Friday, December 9, 2022
Home > Counties > Constant surge of drug abuse cases among children alarming, Probation Officer says

Constant surge of drug abuse cases among children alarming, Probation Officer says

Drug abuse is a serious issue affecting all sections of the society, irrespective age, education or economic status.

It is very disheartening to observe that every so often there are reports of drug peddlers being arrested in our country.

In an interview with Gucha Probation Officer, Elijah Omanga, KNA established that there is a constant surge in drug abuse cases among the school going children in the area.

According to records confirmed by Omanga, of the 200 cases at Gucha Law Courts between January and September this year, 98 were drug abuse cases, translating to about half, a statistic that is alarming!

Within the same period, 77 juveniles of ages between 14 and 17 years from the area have been placed on probation in an effort to rehabilitate them from drug addiction.

Needless to say, it has become a major problem to the children’s education, lives and continues to ravage countless innocent children in the society.

The negative consequences of drug abuse affect not only individuals who abuse drugs but also their families and friends, and government resources. The most obvious effects of drug abuse which are manifested in the individuals who abuse drugs include ill health, and sudden death.

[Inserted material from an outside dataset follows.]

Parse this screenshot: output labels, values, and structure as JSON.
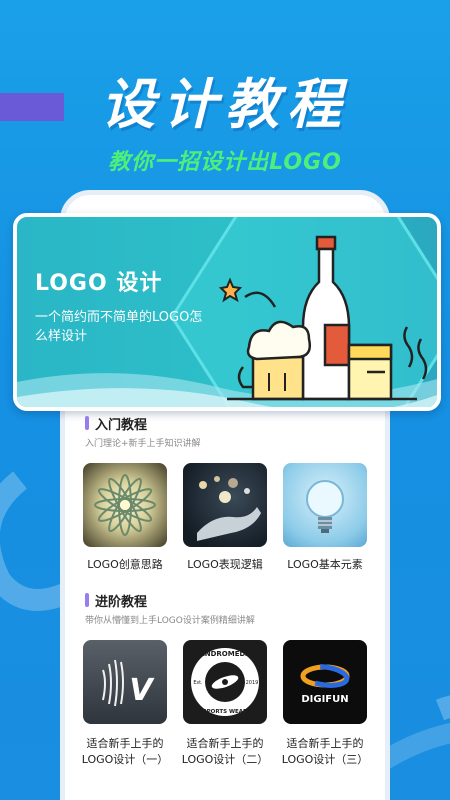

Omanga further explains that the drugs, majorly marijuana, are distributed from far areas by use of motorcycles and at times vehicles.

He says that the peddlers who seem to be well known individuals have manifested hard to incarcerate because of the big networks of operation they wield.

The peddlers distribute the drugs to agents in the area who swiftly sell them to the youngsters. Some of the children, especially boys, have been engaged to help in distributing the drugs.

Omanga however notes that the hotspots where the drugs are distributed can easily be identified.

Besides marijuana, there is increased brewing of chang’aa in the area that has equally turned down the efforts of ever trying to free the children from drug abuse. Of concern is that it is the parents of the same children who play part in the brewing.

“The risk to children is even greater when their parents or guardians manufacture illicit brew such as alcohol, commonly called chang’aa. Chang’aa abusers often produce the drink in their own homes and apartments, using hazardous chemicals such as Methyl-1-propanol. Children who inhabit such homes often inhale dangerous chemical fumes and gases or ingest toxic chemicals or illicit drugs. These children commonly suffer from both short- and long-term health complications.

Moreover, because many producers also abuse the drug, children commonly suffer from neglect that leads to psychological and developmental problems,” says Omanga.

Beyond having laws and policies designed to control drug abuse and regulations on drug addicts, it is the responsibility of everyone in the community to bring the desired change or outcome in our societies.

Before it’s too late, we all have to pay close attention to this serious hazard. The government, primarily, should focus on curtailing the abuse of different kinds of drugs and alcohol to ensure that effective safety measures have been taken. At the societal and our individual levels, we must contribute strongly in annihilating this issue.

Drug addiction is preventable and can be successfully managed if all responsible citizens of our society, whether they are social workers, parents, teachers and health care workers, provide their contributions in educating youth about drug abuse.

In addition, it is a major responsibility on parents to interact with their children and shape their minds in a direction which is productive and keeps them occupied in works beneficial to them and the society as a whole.

Omanga believes parental control including the healthy home atmosphere is one of the effective tools in tackling the menace of drug addiction in children.